Evidence for my lifestyle brand idea: this hilarribly tone-deaf post that was published at the height of the furor over the Rue dress debacle. Nope, I’ll never forget, & I’ll also never stop laughing.
I’m about two weeks in now, & what do you know? It’s been enjoyable & illuminating. Being idea-rich & time-poor means that I can get stuck in my head easily, churning through concepts without managing the focus to make them reality. & that can trigger my ever-waiting anxiety. The exercises thus far have forced me to get specific about swirl of images & ideas in my head, which has been really helpful.
My binder (on top of a cross stitching project).
It’s also triggered more resource accumulation than I’d prefer. The “getting started” dispatch instructs one to procure a three-ring binder & three dividers & print out the Design Your Wardrobe worksheets & the Seamwork planner. The planner is free to everyone, not just Seamwork members, which is nice, but it’s definitely designed to be used in conjunction with the Design Your Wardrobe program. I don’t know how useful a person would find it outside of that context.
Does this mean anything to you? It would if you were doing the Design Your Wardrobe project. PS–Ignore the hideous font used for the word “criteria”. Seamwork used a nice font there, which my browser refused to recognize & print accurately.
The program also assumes you have a color printer. I know it’s 2018, but…I didn’t. I’ve wanted one for years, but Jared always said, “It’s a scam! The color cartridges are too expensive!” I went to therapy & talked about all the money anxiety I’m having because guess what?
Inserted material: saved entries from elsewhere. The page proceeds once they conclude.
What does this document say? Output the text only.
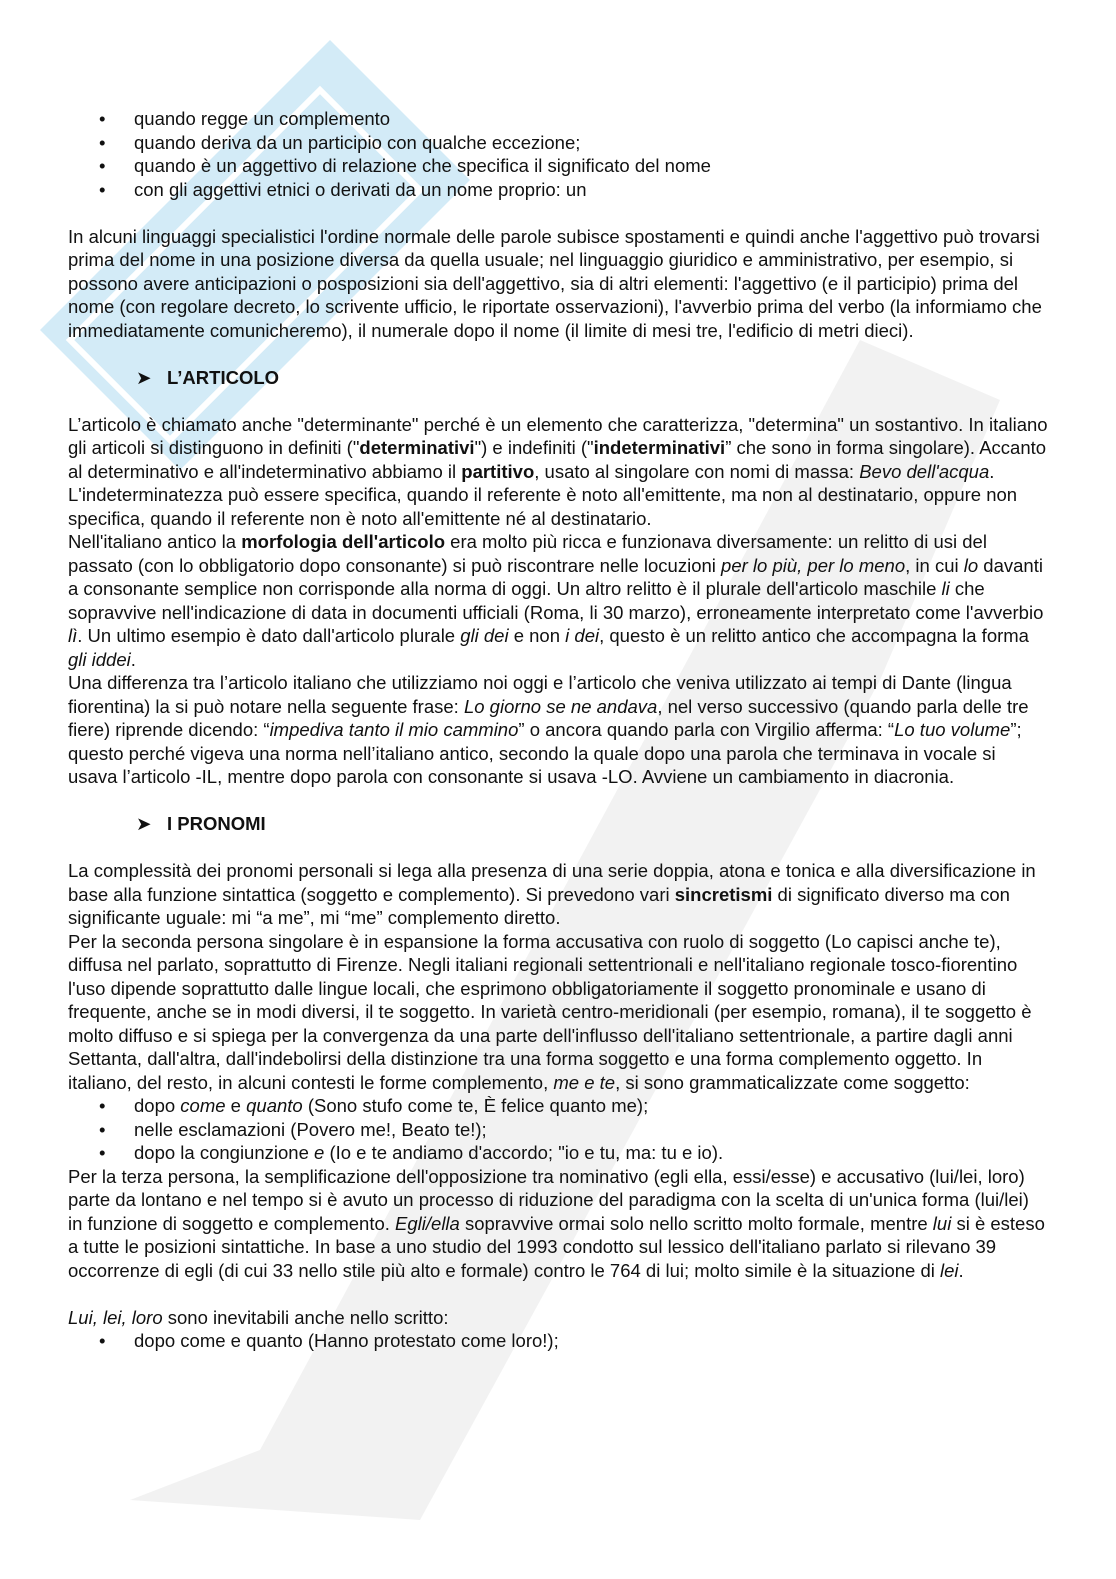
• quando regge un complemento
• quando deriva da un participio con qualche eccezione;
• quando è un aggettivo di relazione che specifica il significato del nome
• con gli aggettivi etnici o derivati da un nome proprio: un

In alcuni linguaggi specialistici l'ordine normale delle parole subisce spostamenti e quindi anche l'aggettivo può trovarsi prima del nome in una posizione diversa da quella usuale; nel linguaggio giuridico e amministrativo, per esempio, si possono avere anticipazioni o posposizioni sia dell'aggettivo, sia di altri elementi: l'aggettivo (e il participio) prima del nome (con regolare decreto, lo scrivente ufficio, le riportate osservazioni), l'avverbio prima del verbo (la informiamo che immediatamente comunicheremo), il numerale dopo il nome (il limite di mesi tre, l'edificio di metri dieci).

➤ L’ARTICOLO

L’articolo è chiamato anche "determinante" perché è un elemento che caratterizza, "determina" un sostantivo. In italiano gli articoli si distinguono in definiti ("determinativi") e indefiniti ("indeterminativi” che sono in forma singolare). Accanto al determinativo e all'indeterminativo abbiamo il partitivo, usato al singolare con nomi di massa: Bevo dell'acqua.

L'indeterminatezza può essere specifica, quando il referente è noto all'emittente, ma non al destinatario, oppure non specifica, quando il referente non è noto all'emittente né al destinatario.

Nell'italiano antico la morfologia dell'articolo era molto più ricca e funzionava diversamente: un relitto di usi del passato (con lo obbligatorio dopo consonante) si può riscontrare nelle locuzioni per lo più, per lo meno, in cui lo davanti a consonante semplice non corrisponde alla norma di oggi. Un altro relitto è il plurale dell'articolo maschile li che sopravvive nell'indicazione di data in documenti ufficiali (Roma, li 30 marzo), erroneamente interpretato come l'avverbio lì. Un ultimo esempio è dato dall'articolo plurale gli dei e non i dei, questo è un relitto antico che accompagna la forma gli iddei.

Una differenza tra l’articolo italiano che utilizziamo noi oggi e l’articolo che veniva utilizzato ai tempi di Dante (lingua fiorentina) la si può notare nella seguente frase: Lo giorno se ne andava, nel verso successivo (quando parla delle tre fiere) riprende dicendo: “impediva tanto il mio cammino” o ancora quando parla con Virgilio afferma: “Lo tuo volume”; questo perché vigeva una norma nell’italiano antico, secondo la quale dopo una parola che terminava in vocale si usava l’articolo -IL, mentre dopo parola con consonante si usava -LO. Avviene un cambiamento in diacronia.

➤ I PRONOMI

La complessità dei pronomi personali si lega alla presenza di una serie doppia, atona e tonica e alla diversificazione in base alla funzione sintattica (soggetto e complemento). Si prevedono vari sincretismi di significato diverso ma con significante uguale: mi “a me”, mi “me” complemento diretto.

Per la seconda persona singolare è in espansione la forma accusativa con ruolo di soggetto (Lo capisci anche te), diffusa nel parlato, soprattutto di Firenze. Negli italiani regionali settentrionali e nell'italiano regionale tosco-fiorentino l'uso dipende soprattutto dalle lingue locali, che esprimono obbligatoriamente il soggetto pronominale e usano di frequente, anche se in modi diversi, il te soggetto. In varietà centro-meridionali (per esempio, romana), il te soggetto è molto diffuso e si spiega per la convergenza da una parte dell'influsso dell'italiano settentrionale, a partire dagli anni Settanta, dall'altra, dall'indebolirsi della distinzione tra una forma soggetto e una forma complemento oggetto. In italiano, del resto, in alcuni contesti le forme complemento, me e te, si sono grammaticalizzate come soggetto:

• dopo come e quanto (Sono stufo come te, È felice quanto me);
• nelle esclamazioni (Povero me!, Beato te!);
• dopo la congiunzione e (Io e te andiamo d'accordo; "io e tu, ma: tu e io).

Per la terza persona, la semplificazione dell'opposizione tra nominativo (egli ella, essi/esse) e accusativo (lui/lei, loro) parte da lontano e nel tempo si è avuto un processo di riduzione del paradigma con la scelta di un'unica forma (lui/lei) in funzione di soggetto e complemento. Egli/ella sopravvive ormai solo nello scritto molto formale, mentre lui si è esteso a tutte le posizioni sintattiche. In base a uno studio del 1993 condotto sul lessico dell'italiano parlato si rilevano 39 occorrenze di egli (di cui 33 nello stile più alto e formale) contro le 764 di lui; molto simile è la situazione di lei.

Lui, lei, loro sono inevitabili anche nello scritto:

• dopo come e quanto (Hanno protestato come loro!);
Moving across the country is fucking expensive! I said “I want a color printer but the idea of spending the money makes me so anxious!” & she gave me one! I don’t know how professional that is from a therapist-client relationship standpoint, but I’m not a Rockefeller. Gimme gimme free stuff!
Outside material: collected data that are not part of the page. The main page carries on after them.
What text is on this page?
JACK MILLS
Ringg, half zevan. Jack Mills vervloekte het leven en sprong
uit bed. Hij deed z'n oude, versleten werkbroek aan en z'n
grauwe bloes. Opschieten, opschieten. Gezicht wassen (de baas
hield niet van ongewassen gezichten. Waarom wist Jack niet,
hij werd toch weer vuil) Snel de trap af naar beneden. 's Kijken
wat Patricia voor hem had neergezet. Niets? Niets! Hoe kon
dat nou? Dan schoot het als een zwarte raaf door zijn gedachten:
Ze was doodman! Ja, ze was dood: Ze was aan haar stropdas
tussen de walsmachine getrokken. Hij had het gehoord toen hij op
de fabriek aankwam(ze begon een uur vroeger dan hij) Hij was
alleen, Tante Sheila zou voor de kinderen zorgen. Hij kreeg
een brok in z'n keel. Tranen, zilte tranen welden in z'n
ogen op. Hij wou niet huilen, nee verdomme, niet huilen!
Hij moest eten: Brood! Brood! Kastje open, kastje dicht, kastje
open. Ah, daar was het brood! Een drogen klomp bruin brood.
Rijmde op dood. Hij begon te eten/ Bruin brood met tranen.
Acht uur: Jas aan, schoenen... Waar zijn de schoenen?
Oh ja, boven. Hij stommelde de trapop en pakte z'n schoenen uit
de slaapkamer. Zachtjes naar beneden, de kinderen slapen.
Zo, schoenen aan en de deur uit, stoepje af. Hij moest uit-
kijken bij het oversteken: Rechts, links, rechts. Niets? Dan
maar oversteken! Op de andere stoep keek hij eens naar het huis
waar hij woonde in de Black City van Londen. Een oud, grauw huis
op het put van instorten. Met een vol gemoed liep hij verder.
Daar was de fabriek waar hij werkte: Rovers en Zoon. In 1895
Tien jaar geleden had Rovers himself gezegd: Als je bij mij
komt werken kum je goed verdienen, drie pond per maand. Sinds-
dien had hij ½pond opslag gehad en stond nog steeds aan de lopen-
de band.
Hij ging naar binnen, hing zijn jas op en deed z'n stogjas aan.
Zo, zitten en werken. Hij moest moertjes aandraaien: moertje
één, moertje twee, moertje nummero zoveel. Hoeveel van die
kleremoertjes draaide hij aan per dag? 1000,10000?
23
So, my plan is to work through the program (this sounds so 12-step-y) & post updates here on how it’s going. I intended to make this post the week one wrap-up, but I felt the need to contextualize my feelings about Colette/Seamwork first & that got a little out of hand. I wanted to make clear that I am coming from a place of skepticism regarding this brand, BUT I am going into this project with as open mind. Come back soon for my thoughts on week one!